11 April 2014

Restaurant menus on the web

If any one out there with a restaurant is listening...

Making me click to view different categories annoys me unless you have different menus at different times. If you have completely different menus for breakfast and lunch/dinner, then splitting them that way on the web is useful. Making me click to view appetizers and then go back and click again to view one subset of entrées and then go back and click again to view a second subset of entrées...this isn’t useful. I want to be able to see all your dishes by merely scrolling instead of clicking.

(You may have read something against scrolling web pages. That was an over-reaction. Scrolling is fine when appropriate. Not scrolling when scrolling is appropriate is inappropriate.)
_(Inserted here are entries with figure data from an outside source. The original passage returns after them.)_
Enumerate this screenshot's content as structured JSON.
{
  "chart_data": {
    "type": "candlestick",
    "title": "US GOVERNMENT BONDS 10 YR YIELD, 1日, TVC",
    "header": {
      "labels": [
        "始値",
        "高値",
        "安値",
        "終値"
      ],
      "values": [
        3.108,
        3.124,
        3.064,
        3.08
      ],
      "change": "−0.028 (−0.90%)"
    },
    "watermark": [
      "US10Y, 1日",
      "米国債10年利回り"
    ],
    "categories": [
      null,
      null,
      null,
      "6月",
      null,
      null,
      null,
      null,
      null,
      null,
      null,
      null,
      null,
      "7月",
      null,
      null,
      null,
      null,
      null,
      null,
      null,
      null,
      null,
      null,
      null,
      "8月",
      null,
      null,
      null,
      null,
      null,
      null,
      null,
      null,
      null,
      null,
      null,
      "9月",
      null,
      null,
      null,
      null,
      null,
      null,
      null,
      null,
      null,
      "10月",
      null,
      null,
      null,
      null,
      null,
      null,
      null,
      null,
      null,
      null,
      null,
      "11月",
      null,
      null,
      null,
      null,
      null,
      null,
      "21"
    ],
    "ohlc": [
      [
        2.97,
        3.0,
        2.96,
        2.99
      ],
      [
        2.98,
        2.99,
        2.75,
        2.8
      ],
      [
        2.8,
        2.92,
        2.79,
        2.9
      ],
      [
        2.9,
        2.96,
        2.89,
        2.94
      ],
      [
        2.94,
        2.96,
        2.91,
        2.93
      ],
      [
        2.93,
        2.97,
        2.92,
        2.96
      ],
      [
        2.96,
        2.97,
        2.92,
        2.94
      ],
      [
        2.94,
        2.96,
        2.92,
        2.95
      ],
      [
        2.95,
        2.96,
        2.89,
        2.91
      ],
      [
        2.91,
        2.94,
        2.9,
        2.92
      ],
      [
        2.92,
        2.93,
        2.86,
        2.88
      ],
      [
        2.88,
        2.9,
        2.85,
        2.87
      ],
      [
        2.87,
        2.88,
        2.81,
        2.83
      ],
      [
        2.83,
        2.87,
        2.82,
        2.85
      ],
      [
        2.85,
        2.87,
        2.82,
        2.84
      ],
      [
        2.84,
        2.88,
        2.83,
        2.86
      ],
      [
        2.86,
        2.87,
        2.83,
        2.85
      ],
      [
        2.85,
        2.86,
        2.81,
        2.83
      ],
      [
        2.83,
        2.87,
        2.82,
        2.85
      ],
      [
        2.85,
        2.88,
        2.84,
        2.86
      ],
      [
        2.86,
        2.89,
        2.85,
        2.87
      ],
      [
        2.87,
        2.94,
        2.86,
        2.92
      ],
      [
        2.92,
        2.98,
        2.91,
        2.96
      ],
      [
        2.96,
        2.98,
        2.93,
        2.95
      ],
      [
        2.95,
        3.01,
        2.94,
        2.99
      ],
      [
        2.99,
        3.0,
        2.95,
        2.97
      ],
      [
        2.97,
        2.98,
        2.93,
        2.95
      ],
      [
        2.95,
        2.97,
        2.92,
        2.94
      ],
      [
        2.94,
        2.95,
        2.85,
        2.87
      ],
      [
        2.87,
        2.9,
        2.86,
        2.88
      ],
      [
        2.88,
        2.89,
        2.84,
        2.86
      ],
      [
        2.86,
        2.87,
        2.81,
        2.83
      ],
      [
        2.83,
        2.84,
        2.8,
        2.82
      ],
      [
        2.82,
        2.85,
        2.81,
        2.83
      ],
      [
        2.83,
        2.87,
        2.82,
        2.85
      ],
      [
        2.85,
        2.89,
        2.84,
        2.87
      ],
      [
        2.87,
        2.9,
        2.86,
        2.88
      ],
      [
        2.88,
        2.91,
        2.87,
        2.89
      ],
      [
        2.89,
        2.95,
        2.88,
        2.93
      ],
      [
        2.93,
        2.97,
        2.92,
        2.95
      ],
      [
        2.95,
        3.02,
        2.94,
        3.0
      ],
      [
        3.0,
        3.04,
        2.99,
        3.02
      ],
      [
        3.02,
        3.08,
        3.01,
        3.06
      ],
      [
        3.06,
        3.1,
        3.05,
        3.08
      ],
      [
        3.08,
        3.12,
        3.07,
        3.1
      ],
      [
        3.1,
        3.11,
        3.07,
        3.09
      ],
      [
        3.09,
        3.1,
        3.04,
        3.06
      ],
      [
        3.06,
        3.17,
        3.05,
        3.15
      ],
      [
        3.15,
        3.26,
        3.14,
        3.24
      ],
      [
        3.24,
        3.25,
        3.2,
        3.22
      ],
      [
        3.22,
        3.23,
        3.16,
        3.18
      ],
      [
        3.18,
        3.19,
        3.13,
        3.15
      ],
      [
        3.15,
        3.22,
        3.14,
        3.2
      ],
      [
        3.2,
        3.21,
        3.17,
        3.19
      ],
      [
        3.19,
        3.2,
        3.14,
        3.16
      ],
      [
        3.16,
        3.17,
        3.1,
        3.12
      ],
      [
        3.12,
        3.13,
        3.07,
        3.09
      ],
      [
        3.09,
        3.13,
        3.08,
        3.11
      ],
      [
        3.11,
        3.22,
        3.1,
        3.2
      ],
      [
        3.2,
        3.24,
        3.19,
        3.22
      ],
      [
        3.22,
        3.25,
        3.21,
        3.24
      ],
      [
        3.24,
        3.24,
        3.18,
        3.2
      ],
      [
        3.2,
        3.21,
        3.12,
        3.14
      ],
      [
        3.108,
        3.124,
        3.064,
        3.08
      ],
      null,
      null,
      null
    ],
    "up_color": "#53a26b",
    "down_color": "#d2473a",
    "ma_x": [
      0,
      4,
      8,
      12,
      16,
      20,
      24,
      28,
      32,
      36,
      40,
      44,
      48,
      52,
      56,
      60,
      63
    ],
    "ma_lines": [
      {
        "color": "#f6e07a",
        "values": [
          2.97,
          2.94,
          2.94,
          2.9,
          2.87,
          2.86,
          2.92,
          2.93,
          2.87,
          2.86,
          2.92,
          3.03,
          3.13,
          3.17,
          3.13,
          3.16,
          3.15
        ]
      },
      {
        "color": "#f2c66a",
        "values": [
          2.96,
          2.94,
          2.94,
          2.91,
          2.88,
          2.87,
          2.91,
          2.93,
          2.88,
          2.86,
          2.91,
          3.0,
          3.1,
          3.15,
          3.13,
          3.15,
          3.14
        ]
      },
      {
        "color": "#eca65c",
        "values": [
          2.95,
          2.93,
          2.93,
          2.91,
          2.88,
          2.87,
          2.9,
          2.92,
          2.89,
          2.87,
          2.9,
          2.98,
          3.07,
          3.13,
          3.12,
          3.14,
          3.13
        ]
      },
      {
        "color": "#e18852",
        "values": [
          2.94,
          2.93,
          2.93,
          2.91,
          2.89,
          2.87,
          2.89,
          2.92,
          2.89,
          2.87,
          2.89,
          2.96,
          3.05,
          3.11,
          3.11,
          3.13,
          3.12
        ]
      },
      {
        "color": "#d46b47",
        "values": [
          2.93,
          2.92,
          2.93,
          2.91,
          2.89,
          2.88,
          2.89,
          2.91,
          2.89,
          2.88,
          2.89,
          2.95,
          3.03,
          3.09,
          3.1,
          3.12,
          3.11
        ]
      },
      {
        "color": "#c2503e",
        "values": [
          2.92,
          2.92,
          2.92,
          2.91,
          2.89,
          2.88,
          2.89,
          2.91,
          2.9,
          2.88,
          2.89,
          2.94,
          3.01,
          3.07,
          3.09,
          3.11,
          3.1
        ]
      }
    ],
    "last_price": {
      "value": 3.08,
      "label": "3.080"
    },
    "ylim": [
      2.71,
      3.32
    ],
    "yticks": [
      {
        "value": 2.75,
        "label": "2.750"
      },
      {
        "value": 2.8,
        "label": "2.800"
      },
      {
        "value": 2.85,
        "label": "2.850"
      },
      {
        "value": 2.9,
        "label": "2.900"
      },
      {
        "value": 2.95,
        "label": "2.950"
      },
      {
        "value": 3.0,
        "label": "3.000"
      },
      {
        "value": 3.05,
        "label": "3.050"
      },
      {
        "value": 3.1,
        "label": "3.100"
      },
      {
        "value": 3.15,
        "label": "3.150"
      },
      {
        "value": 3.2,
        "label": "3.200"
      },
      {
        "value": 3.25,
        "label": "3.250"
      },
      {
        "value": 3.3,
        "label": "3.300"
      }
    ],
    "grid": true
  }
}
When should I have to click to get more information? To get the kind of specifics that I can’t get from a paper menu. e.g. a complete list of ingredients and nutritional information. The real power of the web is its ability for you to deliver this kind of in-depth information to your customers. You really should take advantage of it.

And pictures. You ought to have a picture of every dish. Ideally with thumbnails on the main menu page and a full-size image when I click for more information about a particular dish.

10 April 2014

The simple argument against DRM

I don’t know that I’ve ever put it this way before, but it seemed so simple when I did.
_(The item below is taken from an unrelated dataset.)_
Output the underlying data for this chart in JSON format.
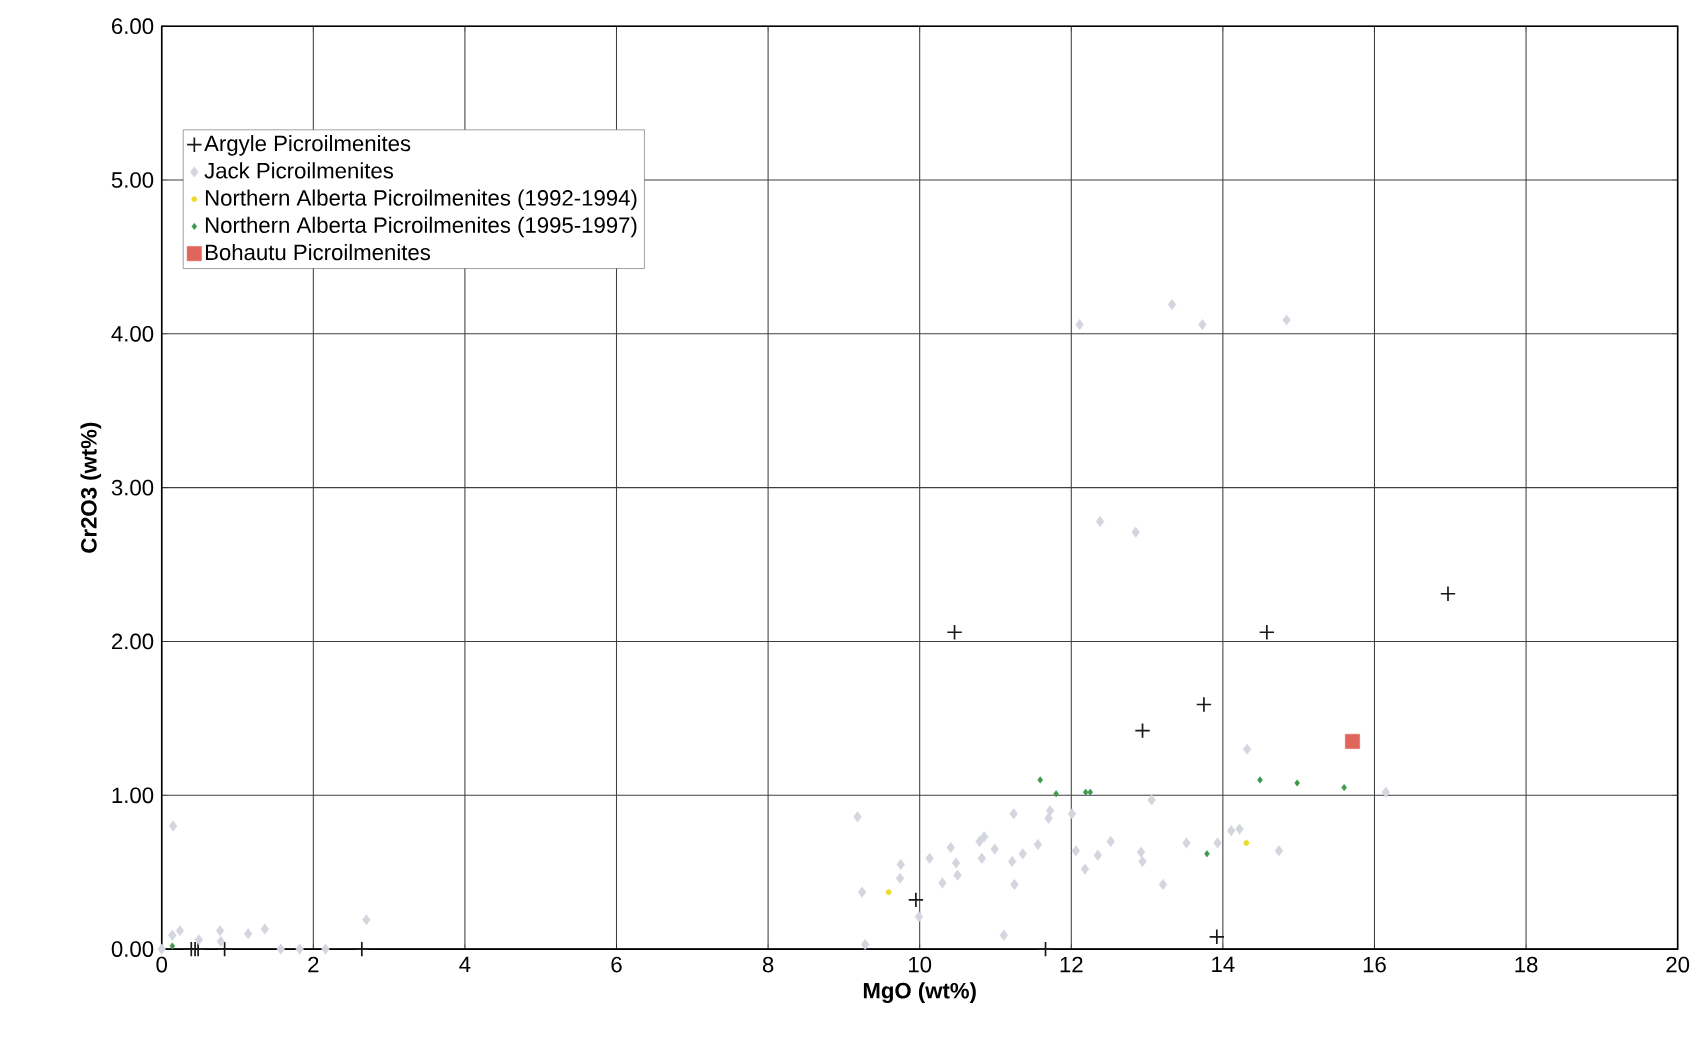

Except perhaps in some very specific circumstances, I have not been convinced that anti-piracy measures ever increase sales, much less pay for themselves.

Piracy doesn’t matter; sales do. Any anti-piracy measure has to prove that it is going to generate additional sales to more than make up for its costs.

09 April 2014

Convergence

This is Android TV

Android TV may sound like a semantic difference — after all, Google TV was based on Android — but it’s something very different. Android TV is no longer a crazy attempt to turn your TV into a bigger, more powerful smartphone. "Android TV is an entertainment interface, not a computing platform," writes Google. "It’s all about finding and enjoying content with the least amount of friction." It will be "cinematic, fun, fluid, and fast."

The thing about convergence was that people wanted the technologies in the background to converge, but they never wanted the experiences to converge. Watching video is ideally done on a TV; web surfing is ideally done on a tablet, and writing a novel is ideally done on a PC. That’s not to say that we shouldn't be able to do all three tasks on all three platforms, but we don’t want, e.g., the full PC experience on our TVs.

01 April 2014

Flappy bird

Yesterday’s post about Threes and 2048 reminded me of some things I wanted to say about Flappy Bird. Maybe Flappy Bird is a horrible game that doesn’t deserve the popularity it garnered, but I do think there are a lot of lessons game developers could take from it.

A couple I can think of: It starts up fast. You get to playing fast. There is as little as possible between launching the game and playing the game. There is no point at which the gameplay that the player has been enjoying changes to gameplay they may not enjoy.

There is also an idea out there that players today will not accept a difficult game. Flappy Bird soundly refutes that. While I greatly enjoy some games that are basically “no lose”, it is satisfying to have games that are significant challenges too.